Espínola Filho, por sua vez, já advertia "que o inquérito não é atribuição exclusiva da autoridade policial, é ponto assente, muito comuns sendo os inquéritos administrativos.

"O Código de processo penal, no art. 4º., parágrafo único, ressalva, do modo mais claro, a pertinência desses inquéritos extrapoliciais, acentuando que a competência dada no inquérito à polícia judiciária, exercida por autoridades policiais, não exclui a de autoridades administrativas, para promoverem inquéritos, quando a isso legalmente autorizadas." (13)

O Superior Tribunal de Justiça assim já se manifestou:

"Como procedimento meramente informativo que é, o inquérito policial pode ser dispensado se o titular da ação penal dispuser de elementos suficientes para o oferecimento da denúncia." (DJU, 08/06/92, p. 8.594).

O Supremo Tribunal Federal também já decidiu:

"A inexistência de inquérito policial não impede a denúncia, se a Promotoria dispõe de elementos suficientes para a formulação da demanda penal – Existência, no caso, de indícios suficientes para afastar a alegação de falta de justa causa para a denúncia. Habeas Corpus indeferido." (STF, Habeas Corpus n.º 70.991-5, Rel. Min. Moreira Alves).

Especificamente sobre o poder investigatório do Ministério Público veja-se:

"O MP tem legitimidade para proceder a investigações ou prestar tal assessoramento à Fazenda Pública para colher elementos de prova que possam servir de base a denúncia ou ação penal. A CF/88, no art. 144, § 4º., não estabeleceu com relação às Polícias Civis a exclusividade que confere no § 1º., IV, à Polícia Federal para exercer as funções de Polícia Judiciária." (RT, 651/313).

Recentemente o Superior Tribunal de Justiça decidiu no mesmo sentido:

"Ministério Público.

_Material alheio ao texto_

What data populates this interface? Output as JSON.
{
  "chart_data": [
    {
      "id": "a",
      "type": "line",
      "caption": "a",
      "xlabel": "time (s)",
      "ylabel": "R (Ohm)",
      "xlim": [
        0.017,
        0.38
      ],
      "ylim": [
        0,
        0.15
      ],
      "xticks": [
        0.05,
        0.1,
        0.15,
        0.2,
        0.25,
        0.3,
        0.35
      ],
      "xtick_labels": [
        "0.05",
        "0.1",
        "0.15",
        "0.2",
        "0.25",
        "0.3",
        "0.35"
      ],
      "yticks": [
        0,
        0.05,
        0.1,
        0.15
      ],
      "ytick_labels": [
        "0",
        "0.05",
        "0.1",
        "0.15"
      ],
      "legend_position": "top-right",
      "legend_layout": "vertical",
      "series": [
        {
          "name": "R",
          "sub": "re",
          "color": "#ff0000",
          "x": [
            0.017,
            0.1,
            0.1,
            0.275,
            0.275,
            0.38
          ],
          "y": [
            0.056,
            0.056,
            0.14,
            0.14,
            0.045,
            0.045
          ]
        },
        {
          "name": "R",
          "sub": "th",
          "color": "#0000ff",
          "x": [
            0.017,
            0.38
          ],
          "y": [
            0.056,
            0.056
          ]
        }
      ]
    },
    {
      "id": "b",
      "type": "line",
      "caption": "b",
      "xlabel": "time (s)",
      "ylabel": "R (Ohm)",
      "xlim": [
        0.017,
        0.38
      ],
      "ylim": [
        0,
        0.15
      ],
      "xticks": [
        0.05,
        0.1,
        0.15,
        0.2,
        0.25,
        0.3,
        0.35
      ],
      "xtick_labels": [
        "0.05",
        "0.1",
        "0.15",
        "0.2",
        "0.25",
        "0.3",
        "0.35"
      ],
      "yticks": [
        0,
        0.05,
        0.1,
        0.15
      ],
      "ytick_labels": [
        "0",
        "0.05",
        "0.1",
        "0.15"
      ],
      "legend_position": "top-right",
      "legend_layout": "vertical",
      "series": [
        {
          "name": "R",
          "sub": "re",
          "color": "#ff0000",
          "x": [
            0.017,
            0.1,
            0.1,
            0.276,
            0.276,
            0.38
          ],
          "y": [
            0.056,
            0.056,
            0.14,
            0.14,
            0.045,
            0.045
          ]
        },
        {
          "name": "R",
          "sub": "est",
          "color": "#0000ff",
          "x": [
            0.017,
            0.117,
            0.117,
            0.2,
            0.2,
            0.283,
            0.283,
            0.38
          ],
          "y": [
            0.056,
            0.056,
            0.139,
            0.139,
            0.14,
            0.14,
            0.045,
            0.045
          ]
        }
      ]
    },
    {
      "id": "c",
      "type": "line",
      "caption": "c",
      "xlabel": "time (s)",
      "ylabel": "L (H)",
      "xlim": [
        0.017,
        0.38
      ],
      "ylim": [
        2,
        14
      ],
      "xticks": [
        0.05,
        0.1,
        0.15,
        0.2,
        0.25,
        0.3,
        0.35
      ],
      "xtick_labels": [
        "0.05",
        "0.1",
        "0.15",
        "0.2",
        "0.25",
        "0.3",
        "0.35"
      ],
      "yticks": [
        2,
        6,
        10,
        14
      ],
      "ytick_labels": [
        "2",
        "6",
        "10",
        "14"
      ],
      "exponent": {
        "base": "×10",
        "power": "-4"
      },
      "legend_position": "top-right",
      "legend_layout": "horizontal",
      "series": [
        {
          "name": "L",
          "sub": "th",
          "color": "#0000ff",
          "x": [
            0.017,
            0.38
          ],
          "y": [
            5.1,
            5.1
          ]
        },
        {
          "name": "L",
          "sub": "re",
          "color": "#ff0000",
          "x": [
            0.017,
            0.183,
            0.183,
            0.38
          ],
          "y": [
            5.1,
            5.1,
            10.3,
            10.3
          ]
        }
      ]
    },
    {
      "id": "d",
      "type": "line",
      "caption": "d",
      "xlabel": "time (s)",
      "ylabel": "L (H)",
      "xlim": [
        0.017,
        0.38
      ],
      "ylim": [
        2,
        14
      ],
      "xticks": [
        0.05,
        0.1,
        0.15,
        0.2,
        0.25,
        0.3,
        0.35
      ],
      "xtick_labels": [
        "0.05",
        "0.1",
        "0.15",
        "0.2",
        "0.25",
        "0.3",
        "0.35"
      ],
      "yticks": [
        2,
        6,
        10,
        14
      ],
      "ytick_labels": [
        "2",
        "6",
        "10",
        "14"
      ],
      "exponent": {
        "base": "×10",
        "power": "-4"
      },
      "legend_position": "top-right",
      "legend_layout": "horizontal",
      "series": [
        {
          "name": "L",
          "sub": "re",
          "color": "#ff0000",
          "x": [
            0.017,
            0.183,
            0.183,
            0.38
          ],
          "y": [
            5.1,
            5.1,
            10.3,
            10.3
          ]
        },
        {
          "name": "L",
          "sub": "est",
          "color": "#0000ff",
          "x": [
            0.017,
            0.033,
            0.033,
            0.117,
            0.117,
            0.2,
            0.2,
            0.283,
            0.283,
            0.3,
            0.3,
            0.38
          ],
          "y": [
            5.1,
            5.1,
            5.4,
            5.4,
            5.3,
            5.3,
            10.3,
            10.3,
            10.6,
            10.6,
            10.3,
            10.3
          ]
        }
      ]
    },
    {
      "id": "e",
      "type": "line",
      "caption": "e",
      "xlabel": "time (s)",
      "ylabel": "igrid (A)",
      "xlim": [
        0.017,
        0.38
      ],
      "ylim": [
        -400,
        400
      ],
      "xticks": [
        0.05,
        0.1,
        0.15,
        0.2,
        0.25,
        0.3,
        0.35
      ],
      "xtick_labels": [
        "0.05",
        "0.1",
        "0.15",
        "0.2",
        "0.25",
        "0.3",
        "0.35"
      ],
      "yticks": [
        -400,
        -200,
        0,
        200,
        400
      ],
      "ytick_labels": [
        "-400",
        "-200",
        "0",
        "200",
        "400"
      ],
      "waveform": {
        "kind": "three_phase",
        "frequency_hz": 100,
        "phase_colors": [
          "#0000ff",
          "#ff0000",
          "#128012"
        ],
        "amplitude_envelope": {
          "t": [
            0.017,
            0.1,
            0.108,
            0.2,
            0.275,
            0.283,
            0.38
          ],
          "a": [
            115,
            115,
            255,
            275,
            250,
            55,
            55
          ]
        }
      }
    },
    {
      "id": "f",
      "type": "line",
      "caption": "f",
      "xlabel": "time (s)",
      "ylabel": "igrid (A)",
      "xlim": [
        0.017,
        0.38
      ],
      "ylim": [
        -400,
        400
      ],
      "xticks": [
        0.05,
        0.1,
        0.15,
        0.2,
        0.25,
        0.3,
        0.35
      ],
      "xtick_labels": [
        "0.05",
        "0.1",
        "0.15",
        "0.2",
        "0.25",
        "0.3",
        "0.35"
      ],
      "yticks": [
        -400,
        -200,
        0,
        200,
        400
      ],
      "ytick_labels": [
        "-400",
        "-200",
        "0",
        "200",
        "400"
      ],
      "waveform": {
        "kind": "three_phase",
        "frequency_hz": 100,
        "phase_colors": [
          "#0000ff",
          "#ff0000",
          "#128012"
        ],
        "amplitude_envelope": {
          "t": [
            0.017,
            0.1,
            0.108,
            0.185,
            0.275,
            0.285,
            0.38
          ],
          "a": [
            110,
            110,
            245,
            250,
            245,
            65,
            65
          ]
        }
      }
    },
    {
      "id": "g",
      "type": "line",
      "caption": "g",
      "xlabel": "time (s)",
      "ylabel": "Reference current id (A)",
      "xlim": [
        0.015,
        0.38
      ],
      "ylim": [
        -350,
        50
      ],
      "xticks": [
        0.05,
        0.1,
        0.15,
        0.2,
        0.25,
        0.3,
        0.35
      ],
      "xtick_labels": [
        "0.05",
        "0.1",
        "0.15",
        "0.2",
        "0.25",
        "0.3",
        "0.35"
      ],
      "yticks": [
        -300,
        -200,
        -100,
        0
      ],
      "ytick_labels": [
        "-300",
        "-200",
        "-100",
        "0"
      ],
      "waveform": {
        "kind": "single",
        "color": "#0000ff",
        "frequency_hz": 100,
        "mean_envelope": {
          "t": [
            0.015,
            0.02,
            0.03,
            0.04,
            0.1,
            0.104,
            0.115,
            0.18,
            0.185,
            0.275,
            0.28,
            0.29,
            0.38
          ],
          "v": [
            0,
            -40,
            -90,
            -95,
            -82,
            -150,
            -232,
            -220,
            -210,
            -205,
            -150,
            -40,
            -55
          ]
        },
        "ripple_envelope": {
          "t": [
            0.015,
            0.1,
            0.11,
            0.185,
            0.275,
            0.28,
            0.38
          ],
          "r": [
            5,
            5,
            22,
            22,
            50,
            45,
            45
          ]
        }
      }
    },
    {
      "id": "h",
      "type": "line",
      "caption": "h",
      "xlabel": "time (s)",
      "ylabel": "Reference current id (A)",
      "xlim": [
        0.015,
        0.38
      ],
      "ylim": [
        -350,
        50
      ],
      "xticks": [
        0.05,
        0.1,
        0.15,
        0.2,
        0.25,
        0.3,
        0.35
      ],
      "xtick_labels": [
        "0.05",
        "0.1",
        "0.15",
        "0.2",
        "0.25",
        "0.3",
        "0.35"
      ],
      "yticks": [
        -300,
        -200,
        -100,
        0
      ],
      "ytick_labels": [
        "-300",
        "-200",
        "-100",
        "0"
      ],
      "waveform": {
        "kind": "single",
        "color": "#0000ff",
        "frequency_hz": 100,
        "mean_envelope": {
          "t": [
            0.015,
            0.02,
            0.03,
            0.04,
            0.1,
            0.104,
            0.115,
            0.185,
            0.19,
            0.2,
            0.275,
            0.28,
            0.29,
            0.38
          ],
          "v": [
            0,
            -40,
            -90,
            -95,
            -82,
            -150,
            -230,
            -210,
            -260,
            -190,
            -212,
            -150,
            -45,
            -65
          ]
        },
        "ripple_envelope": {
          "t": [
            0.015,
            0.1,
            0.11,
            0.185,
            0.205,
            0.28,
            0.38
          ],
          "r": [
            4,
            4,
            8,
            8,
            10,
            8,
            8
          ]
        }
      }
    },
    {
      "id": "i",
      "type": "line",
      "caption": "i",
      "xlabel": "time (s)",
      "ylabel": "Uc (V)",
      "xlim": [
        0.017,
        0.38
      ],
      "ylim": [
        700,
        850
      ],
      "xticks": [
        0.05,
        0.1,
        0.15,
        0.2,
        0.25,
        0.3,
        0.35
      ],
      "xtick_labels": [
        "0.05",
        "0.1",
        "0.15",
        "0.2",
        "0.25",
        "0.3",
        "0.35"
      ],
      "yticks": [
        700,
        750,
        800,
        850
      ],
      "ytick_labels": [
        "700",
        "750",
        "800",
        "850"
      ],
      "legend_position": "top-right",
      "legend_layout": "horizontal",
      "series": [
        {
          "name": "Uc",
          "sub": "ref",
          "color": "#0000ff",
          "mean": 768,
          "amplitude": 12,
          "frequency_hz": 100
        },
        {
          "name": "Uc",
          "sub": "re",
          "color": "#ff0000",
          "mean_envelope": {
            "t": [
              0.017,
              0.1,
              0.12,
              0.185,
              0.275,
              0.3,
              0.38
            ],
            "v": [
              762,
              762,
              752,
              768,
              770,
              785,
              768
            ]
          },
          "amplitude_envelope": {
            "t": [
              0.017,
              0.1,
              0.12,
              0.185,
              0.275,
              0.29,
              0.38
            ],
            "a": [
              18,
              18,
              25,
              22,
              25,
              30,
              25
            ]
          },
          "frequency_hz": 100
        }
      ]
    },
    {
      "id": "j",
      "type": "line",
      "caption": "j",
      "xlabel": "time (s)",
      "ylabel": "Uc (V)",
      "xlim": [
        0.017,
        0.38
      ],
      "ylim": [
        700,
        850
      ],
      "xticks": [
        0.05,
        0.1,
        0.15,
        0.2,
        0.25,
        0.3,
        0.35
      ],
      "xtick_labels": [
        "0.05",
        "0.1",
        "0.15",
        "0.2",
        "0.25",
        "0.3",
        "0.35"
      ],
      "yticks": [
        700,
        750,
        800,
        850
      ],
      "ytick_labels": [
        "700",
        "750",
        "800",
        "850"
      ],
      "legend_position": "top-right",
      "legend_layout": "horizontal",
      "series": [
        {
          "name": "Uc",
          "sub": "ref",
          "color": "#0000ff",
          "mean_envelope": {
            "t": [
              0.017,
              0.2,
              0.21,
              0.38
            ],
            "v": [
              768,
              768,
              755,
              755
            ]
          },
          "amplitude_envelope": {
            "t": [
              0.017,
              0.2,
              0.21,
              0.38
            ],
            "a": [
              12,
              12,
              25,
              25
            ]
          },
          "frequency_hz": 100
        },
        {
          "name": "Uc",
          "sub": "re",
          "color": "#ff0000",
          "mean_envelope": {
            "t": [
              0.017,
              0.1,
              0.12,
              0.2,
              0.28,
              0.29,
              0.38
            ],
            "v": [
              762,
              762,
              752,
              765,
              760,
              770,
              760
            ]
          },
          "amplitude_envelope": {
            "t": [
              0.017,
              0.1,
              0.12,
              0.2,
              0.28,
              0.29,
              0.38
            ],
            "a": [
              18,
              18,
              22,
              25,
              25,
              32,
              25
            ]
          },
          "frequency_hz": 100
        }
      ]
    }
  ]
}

Procedimento investigatório. Policiais. A Turma denegou a ordem de habeas corpus com o entendimento de que, em se tratando de procedimento com o fito de apurar fatos reputados delituosos e cuja autoria é atribuída a integrante da organização policial, cuja atividade é controlada externamente pelo Ministério Público, em tese não existirá antinomia para que o Parquet promova a investigação. Ressalte-se que, mesmo no caso de eventual irregularidade por invasão das atribuições da Polícia Judiciária pelo Ministério Público, ainda assim em nada estaria afetada a ação penal porque objeto de apuração de delito cometido por agente de autoridade policial. Precedentes citados do STF: RHC 66.428-PR, DJ 2/9/1988, e RE 205.473-9-AL, DJ 19/3/1999. (RHC 10.947-SP, Rel. Min. Fernando Gonçalves, julgado em 19/02/2002).

"Não obstante o disposto no artigo 144, § 4º, da CF, o Parquet não é absolutamente proibido de praticar atos investigatórios. Não faria sentido, sendo essa instituição responsável, exclusivamente, pela ação penal pública – artigo 129, I da CF -que não pudesse praticar qualquer ato tendente à elucidação dos fatos. Se para o oferecimento da denúncia se exige um embasamento concreto quanto à materialidade e autoria do delito, isso significa que a atividade do órgão acusador depende diariamente de uma reconstituição bem feita do quadro fático. Sendo assim, não se pode negar sua competência para a prática de fatos investigatórios, embora não lhe seja permitido instaurar, formalmente, inquérito policial, pois esta é atividade atribuída à polícia judiciária. Não por acaso, a Súmula, 234/STJ dispõe que ‘a participação de membro do Ministério Público na fase investigatória criminal não acarreta o seu impedimento ou suspeição para o oferecimento da denúncia’". (STJ – Ac. unânime da 5ª T, publicado em 18/3/2002 – RO - HC 10.974 – SP - Rel. Min. Felix Fischer - Paciente Nelson Latif Fakhouri - Adv. Vagner da Costa).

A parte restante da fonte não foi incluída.